Friday's attack was widely condemned, including by Ramiz Alakbarov, the deputy at the UN mission in Afghanistan, who was at the stadium at the time of the attack but was unharmed. He was to address the Afghan Cricket Association.
While the Taliban confirmed just two deaths, the United Nations Secretary General António Guterres said at least 19 civilians were killed in a tweet condemning the blast.
He said, "I strongly condemn Friday's attack at the Kabul International Cricket Stadium, which claimed the lives of at least 19 civilians and caused additional casualties. Attacks against civilians and civilian objects are strictly prohibited under international humanitarian law."
I strongly condemn Friday’s attack at the Kabul International Cricket Stadium, which claimed the lives of at least 19 civilians & caused additional casualties.— António Guterres (@antonioguterres) July 29, 2022
Attacks against civilians and civilian objects are strictly prohibited under international humanitarian law.
This is not the first attack on cricket in Afghanistan. Notably, the Taliban had banned cricket completely when it first ruled Afghanistan in 1996-2001.
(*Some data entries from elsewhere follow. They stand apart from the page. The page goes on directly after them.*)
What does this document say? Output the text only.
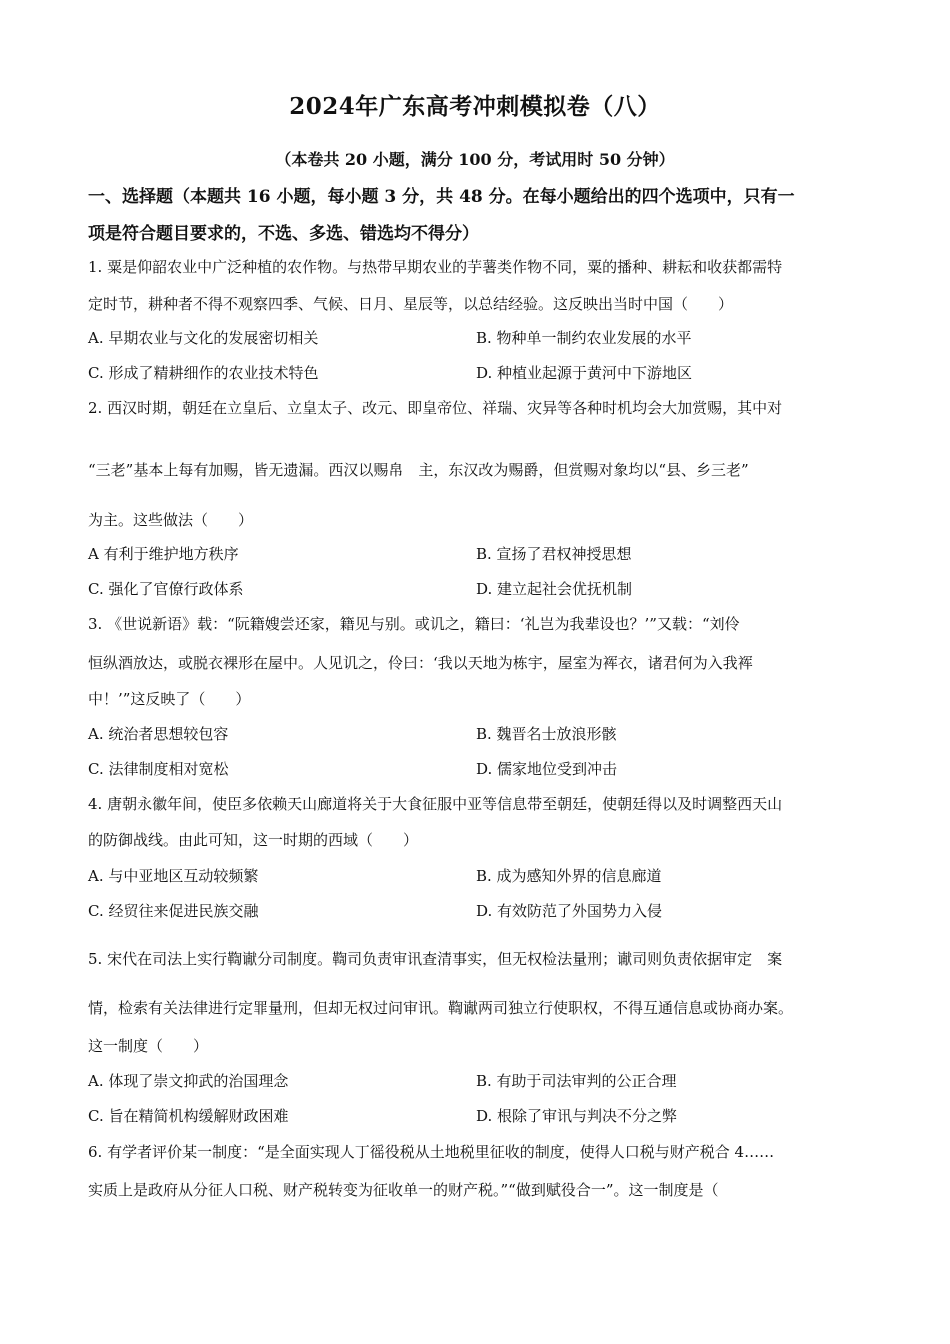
2024年广东高考冲刺模拟卷（八）
（本卷共 20 小题，满分 100 分，考试用时 50 分钟）
一、选择题（本题共 16 小题，每小题 3 分，共 48 分。在每小题给出的四个选项中，只有一
项是符合题目要求的，不选、多选、错选均不得分）
1. 粟是仰韶农业中广泛种植的农作物。与热带早期农业的芋薯类作物不同，粟的播种、耕耘和收获都需特
定时节，耕种者不得不观察四季、气候、日月、星辰等，以总结经验。这反映出当时中国（　　）
A. 早期农业与文化的发展密切相关	B. 物种单一制约农业发展的水平
C. 形成了精耕细作的农业技术特色	D. 种植业起源于黄河中下游地区
2. 西汉时期，朝廷在立皇后、立皇太子、改元、即皇帝位、祥瑞、灾异等各种时机均会大加赏赐，其中对
“三老”基本上每有加赐，皆无遗漏。西汉以赐帛　主，东汉改为赐爵，但赏赐对象均以“县、乡三老”
为主。这些做法（　　）
A 有利于维护地方秩序	B. 宣扬了君权神授思想
C. 强化了官僚行政体系	D. 建立起社会优抚机制
3. 《世说新语》载：“阮籍嫂尝还家，籍见与别。或讥之，籍曰：‘礼岂为我辈设也？’”又载：“刘伶
恒纵酒放达，或脱衣裸形在屋中。人见讥之，伶曰：‘我以天地为栋宇，屋室为裈衣，诸君何为入我裈
中！’”这反映了（　　）
A. 统治者思想较包容	B. 魏晋名士放浪形骸
C. 法律制度相对宽松	D. 儒家地位受到冲击
4. 唐朝永徽年间，使臣多依赖天山廊道将关于大食征服中亚等信息带至朝廷，使朝廷得以及时调整西天山
的防御战线。由此可知，这一时期的西域（　　）
A. 与中亚地区互动较频繁	B. 成为感知外界的信息廊道
C. 经贸往来促进民族交融	D. 有效防范了外国势力入侵
5. 宋代在司法上实行鞫谳分司制度。鞫司负责审讯查清事实，但无权检法量刑；谳司则负责依据审定　案
情，检索有关法律进行定罪量刑，但却无权过问审讯。鞫谳两司独立行使职权，不得互通信息或协商办案。
这一制度（　　）
A. 体现了崇文抑武的治国理念	B. 有助于司法审判的公正合理
C. 旨在精简机构缓解财政困难	D. 根除了审讯与判决不分之弊
6. 有学者评价某一制度：“是全面实现人丁徭役税从土地税里征收的制度，使得人口税与财产税合 4……
实质上是政府从分征人口税、财产税转变为征收单一的财产税。”“做到赋役合一”。这一制度是（
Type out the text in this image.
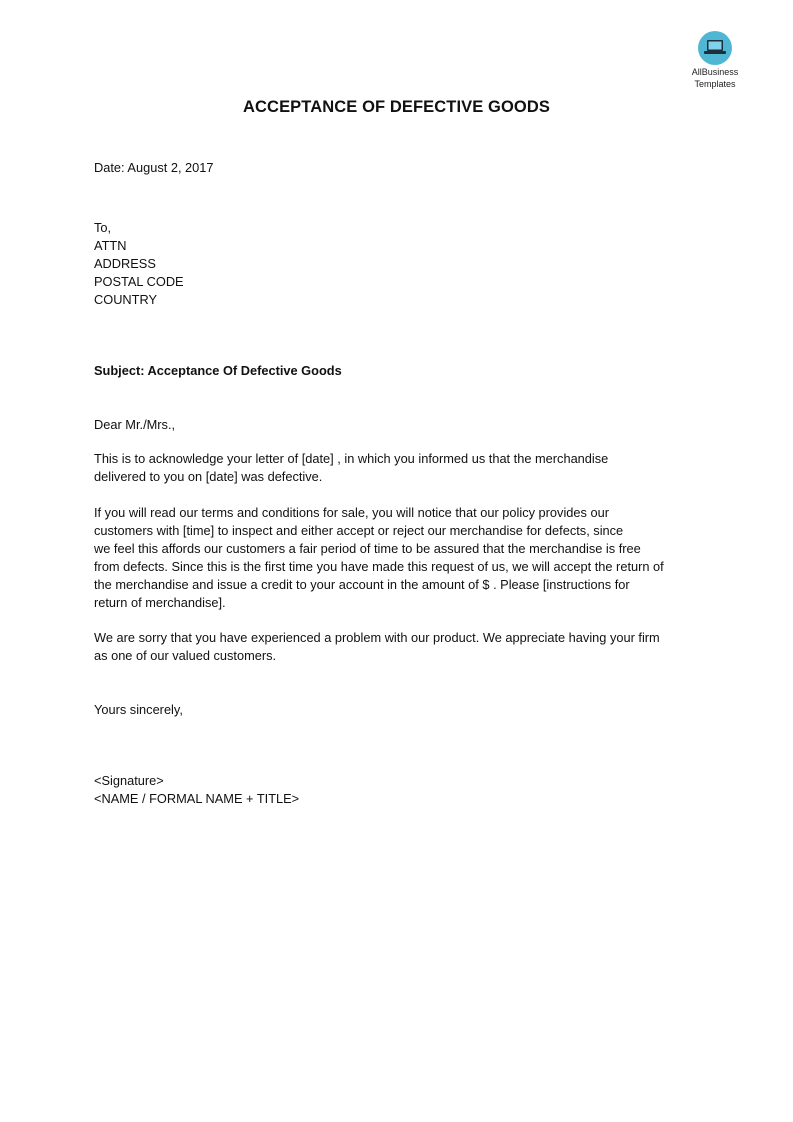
AllBusiness
Templates
ACCEPTANCE OF DEFECTIVE GOODS
Date: August 2, 2017
To,
ATTN
ADDRESS
POSTAL CODE
COUNTRY
Subject: Acceptance Of Defective Goods
Dear Mr./Mrs.,
This is to acknowledge your letter of [date] , in which you informed us that the merchandise
delivered to you on [date] was defective.
If you will read our terms and conditions for sale, you will notice that our policy provides our
customers with [time] to inspect and either accept or reject our merchandise for defects, since
we feel this affords our customers a fair period of time to be assured that the merchandise is free
from defects. Since this is the first time you have made this request of us, we will accept the return of
the merchandise and issue a credit to your account in the amount of $ . Please [instructions for
return of merchandise].
We are sorry that you have experienced a problem with our product. We appreciate having your firm
as one of our valued customers.
Yours sincerely,
<Signature>
<NAME / FORMAL NAME + TITLE>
On May 18 2018, four explosives rocked a cricket stadium in Afghanistan's Jalalabad. Eight people were killed and 55 were wounded.
In September 2017, three people were killed and five were injured in a suicide bombing at a cricket match in Kabul. The terrorist group ISIS had claimed responsibility.
There have been other instances of violence directed at cricket.
In February 2018, a grenade attack was reported at the house of Afghan national cricket team member Hamid Hassan. The Afghanistan Cricket Board (ACB) at the time ruled out the involvement of the terror groups and said the criminal gangs had earlier demanded money from the family of Hassan, according to Khaama news agency.
In January 2014, a gunman killed five local cricket players in Laghman province. The Independent newspaper reported a provincial spokesman at the time saying that the Taliban may be behind the attack as when it had imposed severe restrictions on sports and public celebrations when it ruled the country during 1996-2001.